Pop the panko breadcrumbs into a medium bowl or plate and season with salt and pepper. In another medium shallow bowl, mix together the cornflour and water for the cornflour (see ingredients for amount). Season with salt and pepper, then whisk until well combined. Dip the chicken breasts into the cornflour mixture, then the breadcrumbs, ensuring they are completely coated. Then pop the chicken onto a plate. IMPORTANT: Wash your hands after handling raw chicken and its packaging.
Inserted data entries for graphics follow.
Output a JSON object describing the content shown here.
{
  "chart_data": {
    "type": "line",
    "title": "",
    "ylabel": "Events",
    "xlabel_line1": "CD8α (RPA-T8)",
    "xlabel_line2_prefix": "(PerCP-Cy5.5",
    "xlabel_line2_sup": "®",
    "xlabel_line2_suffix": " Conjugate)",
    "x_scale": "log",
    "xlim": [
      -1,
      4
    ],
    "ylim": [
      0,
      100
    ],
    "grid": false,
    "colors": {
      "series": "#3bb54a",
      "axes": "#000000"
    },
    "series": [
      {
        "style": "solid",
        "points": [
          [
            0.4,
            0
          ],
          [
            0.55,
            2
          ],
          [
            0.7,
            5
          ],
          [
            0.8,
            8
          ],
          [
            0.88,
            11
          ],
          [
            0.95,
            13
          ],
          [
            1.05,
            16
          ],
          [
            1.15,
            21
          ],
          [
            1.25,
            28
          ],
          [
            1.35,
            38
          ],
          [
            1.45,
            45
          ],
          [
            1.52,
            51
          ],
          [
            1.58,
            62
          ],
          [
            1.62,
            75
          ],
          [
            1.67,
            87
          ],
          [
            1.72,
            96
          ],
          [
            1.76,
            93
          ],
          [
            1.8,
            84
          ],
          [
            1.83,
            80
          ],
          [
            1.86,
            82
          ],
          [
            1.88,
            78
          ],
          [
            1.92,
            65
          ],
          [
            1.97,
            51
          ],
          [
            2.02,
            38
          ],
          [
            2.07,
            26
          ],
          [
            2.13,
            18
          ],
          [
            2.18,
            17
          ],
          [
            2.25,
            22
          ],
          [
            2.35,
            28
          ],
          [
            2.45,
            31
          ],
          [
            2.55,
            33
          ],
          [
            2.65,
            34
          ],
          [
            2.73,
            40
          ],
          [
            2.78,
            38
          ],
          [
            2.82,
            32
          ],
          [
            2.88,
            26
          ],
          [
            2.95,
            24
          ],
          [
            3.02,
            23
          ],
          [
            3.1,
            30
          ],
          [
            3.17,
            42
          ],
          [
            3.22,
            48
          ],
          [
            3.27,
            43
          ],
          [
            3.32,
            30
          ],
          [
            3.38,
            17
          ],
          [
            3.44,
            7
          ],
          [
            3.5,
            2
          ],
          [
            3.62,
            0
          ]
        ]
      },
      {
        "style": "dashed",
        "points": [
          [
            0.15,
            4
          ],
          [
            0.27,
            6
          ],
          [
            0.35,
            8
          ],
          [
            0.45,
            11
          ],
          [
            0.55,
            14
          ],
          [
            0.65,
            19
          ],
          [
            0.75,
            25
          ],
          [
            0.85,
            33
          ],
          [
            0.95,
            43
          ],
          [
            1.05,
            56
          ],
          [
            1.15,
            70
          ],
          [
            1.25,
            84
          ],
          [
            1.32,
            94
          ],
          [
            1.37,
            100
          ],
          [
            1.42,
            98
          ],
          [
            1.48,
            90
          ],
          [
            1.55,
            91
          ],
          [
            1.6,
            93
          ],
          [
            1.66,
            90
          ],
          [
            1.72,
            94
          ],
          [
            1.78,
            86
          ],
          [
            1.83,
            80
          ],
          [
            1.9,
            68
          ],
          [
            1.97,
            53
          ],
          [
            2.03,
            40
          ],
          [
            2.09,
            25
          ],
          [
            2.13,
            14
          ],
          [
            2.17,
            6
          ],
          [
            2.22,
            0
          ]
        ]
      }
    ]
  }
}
Put a large frying pan on high heat and add enough oil to completely coat the bottom of the pan. TIP: You want the oil to be hot so the chicken fries properly - heat for 2-3 mins before you add the chicken. Once hot, carefully lay the chicken into the pan, reduce the heat to medium-high and fry until golden-brown and cooked through, 10-12 mins total. Turn every 2-3 mins and adjust the heat as necessary. Once cooked, transfer the chicken to a clean plate lined with kitchen paper. IMPORTANT: The chicken is cooked when no longer pink in the middle.
When the potatoes are cooked, remove from the oven and sprinkle over the cheese. Return to the oven to bake until the cheese has melted, 3-4 mins. Pop the burger buns in your oven to warm through for 1-2 mins. Spread a spoonful of your blue cheese ranch sauce onto both cut sides of the buns. Sandwich the chicken and a lettuce leaf in between. Add the chopped lettuce to the tomatoes and serve alongside the burger. Sprinkle the remaining chives over your wedges and plate up with the spicy mayo alongside. Enjoy!